- Directed by: David Moscow
- Written by: Matthew McCarty Craig Walendziak
- Produced by: Gregory Thomas David Harris Luke Edwards Todd Remis
- Starring: Dominik García-Lorido Brock Kelly Raymond J. Barry
- Cinematography: Darin Moran
- Edited by: Joel Plotch
- Music by: Maciej Zieliński
- Distributed by: Gravitas Ventures
- Release dates: October 2016 (American Film Festival, Poland); January 26, 2018 (New York City and Los Angeles);
- Running time: 90 minutes
- Country: United States
- Language: English

= Desolation (2016 film) =

Desolation is a 2016 American thriller film directed by David Moscow, written by Matthew McCarty and Craig Walendziak, and starring Dominik García-Lorido, Brock Kelly and Raymond J. Barry.

==Cast==
- Dominik García-Lorido as Katie
- Brock Kelly as Jay
- Raymond J. Barry as Father Bill
- Ninja N. Devoe as Debbie

==Release==
The film was released theatrically in New York City and Los Angeles on January 26, 2018.

==Reception==
The film has a 44% rating on Rotten Tomatoes based on nine reviews.
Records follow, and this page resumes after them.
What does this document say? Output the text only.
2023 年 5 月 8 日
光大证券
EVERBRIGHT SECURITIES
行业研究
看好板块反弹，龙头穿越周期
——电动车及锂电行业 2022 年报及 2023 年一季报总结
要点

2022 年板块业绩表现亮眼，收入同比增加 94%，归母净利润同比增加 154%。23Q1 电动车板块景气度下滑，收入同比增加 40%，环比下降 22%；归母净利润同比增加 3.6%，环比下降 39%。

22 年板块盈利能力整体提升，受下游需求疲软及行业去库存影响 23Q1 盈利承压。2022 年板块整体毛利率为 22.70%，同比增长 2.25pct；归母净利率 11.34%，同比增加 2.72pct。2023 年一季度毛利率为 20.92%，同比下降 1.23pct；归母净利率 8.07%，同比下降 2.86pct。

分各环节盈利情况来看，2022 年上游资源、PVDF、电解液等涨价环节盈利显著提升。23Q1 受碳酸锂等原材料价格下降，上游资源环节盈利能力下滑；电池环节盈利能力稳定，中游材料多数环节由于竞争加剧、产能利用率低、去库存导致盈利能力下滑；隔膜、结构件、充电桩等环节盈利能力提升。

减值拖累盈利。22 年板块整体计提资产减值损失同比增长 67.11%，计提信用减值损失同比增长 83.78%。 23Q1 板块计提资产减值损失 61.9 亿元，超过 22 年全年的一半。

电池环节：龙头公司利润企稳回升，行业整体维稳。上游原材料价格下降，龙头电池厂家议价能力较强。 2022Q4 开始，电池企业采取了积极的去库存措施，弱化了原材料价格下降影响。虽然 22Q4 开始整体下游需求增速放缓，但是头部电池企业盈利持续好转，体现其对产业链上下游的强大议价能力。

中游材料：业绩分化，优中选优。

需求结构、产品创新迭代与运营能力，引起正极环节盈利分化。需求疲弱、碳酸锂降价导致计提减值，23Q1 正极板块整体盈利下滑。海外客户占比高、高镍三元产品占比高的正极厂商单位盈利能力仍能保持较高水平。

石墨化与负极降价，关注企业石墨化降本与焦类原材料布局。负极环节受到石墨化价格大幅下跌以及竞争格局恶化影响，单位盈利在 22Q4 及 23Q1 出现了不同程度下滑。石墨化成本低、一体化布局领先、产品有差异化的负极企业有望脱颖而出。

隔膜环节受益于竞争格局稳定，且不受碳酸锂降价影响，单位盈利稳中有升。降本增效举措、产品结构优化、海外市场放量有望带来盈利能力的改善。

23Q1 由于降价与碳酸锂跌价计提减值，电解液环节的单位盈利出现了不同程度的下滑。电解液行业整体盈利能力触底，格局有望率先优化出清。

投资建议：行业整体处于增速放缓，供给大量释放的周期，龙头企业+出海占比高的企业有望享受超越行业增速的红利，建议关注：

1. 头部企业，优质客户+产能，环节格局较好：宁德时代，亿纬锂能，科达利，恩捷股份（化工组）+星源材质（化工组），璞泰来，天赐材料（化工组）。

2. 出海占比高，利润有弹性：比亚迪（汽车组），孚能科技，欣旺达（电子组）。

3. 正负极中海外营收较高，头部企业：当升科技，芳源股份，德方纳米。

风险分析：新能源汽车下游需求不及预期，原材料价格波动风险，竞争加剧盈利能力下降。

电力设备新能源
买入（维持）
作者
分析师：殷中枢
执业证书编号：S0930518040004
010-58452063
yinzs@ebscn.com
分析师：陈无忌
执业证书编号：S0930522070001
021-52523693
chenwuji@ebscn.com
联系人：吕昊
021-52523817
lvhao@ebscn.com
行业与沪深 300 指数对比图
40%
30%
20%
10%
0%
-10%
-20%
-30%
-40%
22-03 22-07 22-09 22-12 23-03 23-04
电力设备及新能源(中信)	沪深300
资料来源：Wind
Joe Leydon of Variety gave the film a negative review and wrote, "A potentially intriguing premise gets a maladroit execution in a thriller that's more befuddling than exciting."

Kimber Myers of the Los Angeles Times also gave the film a negative review and wrote, "It wants to be a commentary on the depravity of Hollywood and what people find entertaining, but instead it mostly just mirrors the media’s habit of using sexual trauma as a plot device and surviving such horrors as a character trait."

Norman Gidney of Film Threat awarded the film two stars and wrote, "If Desolation had just assumed that its audience needed less explanation while doling out the mystery, this could have been a savvy update. Instead, the film just comes off as contrived."

Dax Ebaben of Bloody Disgusting awarded the film two and a half skulls out of five and wrote, "In all, Desolation is not a bad film, it’s simply middle-of-the-road. Respectably, the film has something to say and makes no bones about it."